Still, no one likes to die, or have one’s loved ones die, and in pre-modern cultures, Winter was a time when death – by disease, starvation, exposure to the elements, etc. – was an all-too-likely outcome. So many of the customs and traditions which developed around Samhain were, in origin, human efforts to come to terms with this aspect of existence. Many of our Halloween traditions today remain, from a psychological perspective, ways to deal with – even to defy and laugh in the face of – those things which most frighten us.

And then of course there is the second stream, the second major taproot, of Halloween, and the one which gives it its name: the Christian Feast of All Saints, or in England, All Hallows. This is described in more detail in the attached essay (which tends to deny or minimalize the Celtic root), so I will not go into as much detail, but basically: this is the feast (actually a triduum of feasts) celebrating all the saints (the “holy ones” of God), known and unknown, and including both those notable figures of extraordinary sanctity which we typically think of as “saints,” and also those whose holiness is known but to God – ordinary Christians, living out our lives to the best of our ability, as God gives us grace.
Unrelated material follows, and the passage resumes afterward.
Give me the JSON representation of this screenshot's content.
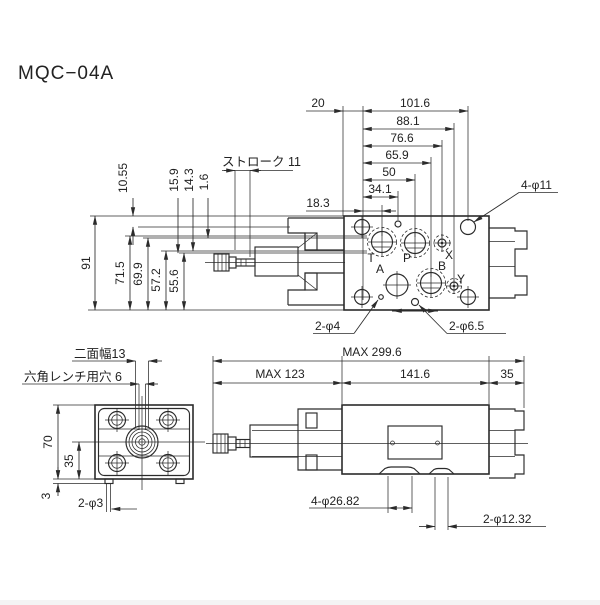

This began in Rome in the 8th century of the Christian era, and whether by chance or design, mirrored the three days of Samonios: the Eve of All Saints (All Hallows Eve) on October 31st, the Feast of All Saints (All Hallows) on November 1st, and the Feast of All Souls, on November 2nd, for the rest of us. 🙂 What is lacking is a clear-cut connection that would indicate a specific intention to “Christianize” Samhain; but in the all-encompassing design of Divine Providence, I do not think the parallelism is coincidental!

So these are the two “roots” of Halloween: the pre-Christian Celtic, and the Christian. What is notably lacking in this history is any reference to evil. That was, as the linked essay makes clear, largely a modern invention. True, the holiday has always had a close connection with death; but with the death which leads to rebirth: either in the naturally-inspired, “wheel-of-the-year” sense of the ancient Celtic feast, or in the rebirth to life eternal of the Christian faith (the dates of the deaths of saints are often referred to as their “heavenly birthdays”).

Of course, one may do as one wishes with this day – celebrate or avoid. But let us at least be fair and accurate to the history, and to the spiritual significance of this date. After all, for those of us who are Christians, our God is among other things the God of Truth. We do Him no honour by making up fables, or by lending the Evil One more influence than he actually possesses!